5.6 Technical aspects

5.6.1 How trialid’s are processed

See PRFBM:

If more than one response per screen
- Item: PRFBM_04
- Responses: {"daño":"Parcialmente en desacuerdo","beneficio":"Parcialmente en desacuerdo"}
- final trialids: PRFBM_04_beneficio and PRFBM_04_daño

5.7 Common ERRORS

5.7.1 `run_initial_setup()`:

x Can find server credentials in '.vault/.credentials'
x 0 tasks found for protocol 'TU NUMERO DE PROYECTO'. NOT creating _targets.R file

5.7.1.1 On Linux (Ubuntu):

IF you have the server credentials:
- Open .credentials_TEMPLATE rstudioapi::navigateToFile(".vault/.credentials_TEMPLATE")
- Edit the file with your server credentials
- Rename the file to .credentials

IF you DON’T have the credentials but you have the .csv results files:
- Copy the csv files to the folder data/YOUR_PROJECT_NUMBER
- Run again run_initial_setup()

5.7.1.2 On Mac or Windows:

Copy the csv files to the folder data/YOUR_PROJECT_NUMBER
Run again run_initial_setup()

5.7.2 Rendering Rmd’s

Error: ! missing files _targets/meta/meta Execution halted

It is better to run everything, including your reports, inside the pipeline (targets::tar_make()).

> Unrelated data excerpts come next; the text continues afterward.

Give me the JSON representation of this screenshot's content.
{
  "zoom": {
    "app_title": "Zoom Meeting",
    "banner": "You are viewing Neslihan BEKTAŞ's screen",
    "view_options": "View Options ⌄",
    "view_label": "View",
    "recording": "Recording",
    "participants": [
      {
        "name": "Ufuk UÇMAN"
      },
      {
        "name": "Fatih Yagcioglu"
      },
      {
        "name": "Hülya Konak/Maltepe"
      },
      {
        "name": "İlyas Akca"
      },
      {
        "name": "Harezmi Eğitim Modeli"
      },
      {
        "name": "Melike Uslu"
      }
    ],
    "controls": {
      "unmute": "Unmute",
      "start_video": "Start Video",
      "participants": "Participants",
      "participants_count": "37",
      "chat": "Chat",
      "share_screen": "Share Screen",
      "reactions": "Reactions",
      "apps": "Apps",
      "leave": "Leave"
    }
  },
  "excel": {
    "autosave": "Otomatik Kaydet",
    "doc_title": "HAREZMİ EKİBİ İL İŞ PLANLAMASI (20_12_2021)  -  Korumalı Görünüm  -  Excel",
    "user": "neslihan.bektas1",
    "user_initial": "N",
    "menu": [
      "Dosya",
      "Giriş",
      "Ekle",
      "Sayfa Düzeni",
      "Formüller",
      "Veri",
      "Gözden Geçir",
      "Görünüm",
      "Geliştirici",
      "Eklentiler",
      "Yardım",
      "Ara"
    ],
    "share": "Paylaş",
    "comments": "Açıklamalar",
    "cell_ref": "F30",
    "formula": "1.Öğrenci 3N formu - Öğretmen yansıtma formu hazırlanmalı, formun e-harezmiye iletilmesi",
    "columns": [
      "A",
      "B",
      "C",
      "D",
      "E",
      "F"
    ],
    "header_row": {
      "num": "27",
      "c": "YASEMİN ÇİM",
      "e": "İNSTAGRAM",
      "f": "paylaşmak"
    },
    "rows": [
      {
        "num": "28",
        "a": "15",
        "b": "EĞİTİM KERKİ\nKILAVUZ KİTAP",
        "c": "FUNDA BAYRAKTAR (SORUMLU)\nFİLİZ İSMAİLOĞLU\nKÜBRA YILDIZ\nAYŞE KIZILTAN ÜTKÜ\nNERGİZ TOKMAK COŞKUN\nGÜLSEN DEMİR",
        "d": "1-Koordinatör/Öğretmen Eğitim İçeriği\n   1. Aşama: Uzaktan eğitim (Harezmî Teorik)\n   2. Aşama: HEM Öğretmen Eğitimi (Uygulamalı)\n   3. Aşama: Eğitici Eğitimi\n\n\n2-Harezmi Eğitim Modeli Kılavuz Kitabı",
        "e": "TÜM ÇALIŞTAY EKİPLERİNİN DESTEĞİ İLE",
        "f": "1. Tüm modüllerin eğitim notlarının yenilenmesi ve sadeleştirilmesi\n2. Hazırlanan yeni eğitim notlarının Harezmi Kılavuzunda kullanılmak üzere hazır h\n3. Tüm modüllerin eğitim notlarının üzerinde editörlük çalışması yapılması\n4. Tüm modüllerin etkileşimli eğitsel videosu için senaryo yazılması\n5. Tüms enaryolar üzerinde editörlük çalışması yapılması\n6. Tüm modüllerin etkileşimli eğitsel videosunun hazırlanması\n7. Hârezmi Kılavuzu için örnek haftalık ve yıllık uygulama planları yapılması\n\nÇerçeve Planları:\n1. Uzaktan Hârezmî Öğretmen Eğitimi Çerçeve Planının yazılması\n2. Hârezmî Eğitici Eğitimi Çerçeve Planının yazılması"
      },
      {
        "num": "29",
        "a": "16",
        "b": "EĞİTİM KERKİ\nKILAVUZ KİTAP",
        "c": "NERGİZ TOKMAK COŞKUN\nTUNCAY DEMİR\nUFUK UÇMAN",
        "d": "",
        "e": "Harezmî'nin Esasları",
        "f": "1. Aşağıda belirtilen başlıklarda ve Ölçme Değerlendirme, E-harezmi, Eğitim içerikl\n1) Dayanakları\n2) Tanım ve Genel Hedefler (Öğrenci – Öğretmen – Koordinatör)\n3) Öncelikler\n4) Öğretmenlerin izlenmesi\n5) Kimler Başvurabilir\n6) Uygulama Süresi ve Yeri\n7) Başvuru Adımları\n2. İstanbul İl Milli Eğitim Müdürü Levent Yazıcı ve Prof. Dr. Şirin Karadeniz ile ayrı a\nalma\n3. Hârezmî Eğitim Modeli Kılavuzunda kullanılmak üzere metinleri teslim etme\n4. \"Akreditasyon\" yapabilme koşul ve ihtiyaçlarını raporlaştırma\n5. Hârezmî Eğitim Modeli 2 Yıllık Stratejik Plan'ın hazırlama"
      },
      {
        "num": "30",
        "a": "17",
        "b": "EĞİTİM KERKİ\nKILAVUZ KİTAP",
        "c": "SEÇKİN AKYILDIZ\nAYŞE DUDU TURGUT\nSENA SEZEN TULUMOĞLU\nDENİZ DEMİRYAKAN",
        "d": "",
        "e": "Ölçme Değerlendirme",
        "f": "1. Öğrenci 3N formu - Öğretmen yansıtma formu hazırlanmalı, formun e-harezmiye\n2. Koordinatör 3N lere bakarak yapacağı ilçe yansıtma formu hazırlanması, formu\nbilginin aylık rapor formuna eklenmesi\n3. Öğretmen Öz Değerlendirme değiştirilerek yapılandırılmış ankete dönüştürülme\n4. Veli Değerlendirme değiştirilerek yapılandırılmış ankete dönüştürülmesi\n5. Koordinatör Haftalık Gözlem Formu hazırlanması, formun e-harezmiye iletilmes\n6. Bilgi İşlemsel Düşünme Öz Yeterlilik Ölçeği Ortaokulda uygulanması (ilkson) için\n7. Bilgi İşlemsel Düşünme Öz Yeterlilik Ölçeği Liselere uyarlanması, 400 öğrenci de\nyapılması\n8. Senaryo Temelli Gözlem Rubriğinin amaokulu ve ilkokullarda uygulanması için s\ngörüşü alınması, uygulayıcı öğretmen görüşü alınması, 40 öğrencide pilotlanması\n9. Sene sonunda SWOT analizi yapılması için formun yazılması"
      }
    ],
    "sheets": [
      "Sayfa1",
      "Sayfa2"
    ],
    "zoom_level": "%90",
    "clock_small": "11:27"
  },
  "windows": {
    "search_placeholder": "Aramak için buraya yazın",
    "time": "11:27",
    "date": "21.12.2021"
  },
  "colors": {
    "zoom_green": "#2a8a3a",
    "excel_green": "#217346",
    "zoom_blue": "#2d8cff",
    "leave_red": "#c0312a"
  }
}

If you need to the knitr (or render) button, you will have to:

Load DF’s DF_analysis = readr::read_rds(here::here("_targets/objects/DF_analysis")) instead of targets::tar_load(DF_analysis)
Include all the necessary library() calls

Error : Could not parse knitr report Rmd/report_analysis.Rmd to detect dependencies: Scanner error: mapping values are not allowed in this context at line 6, column 17

There is something wrong in Your YAML heather.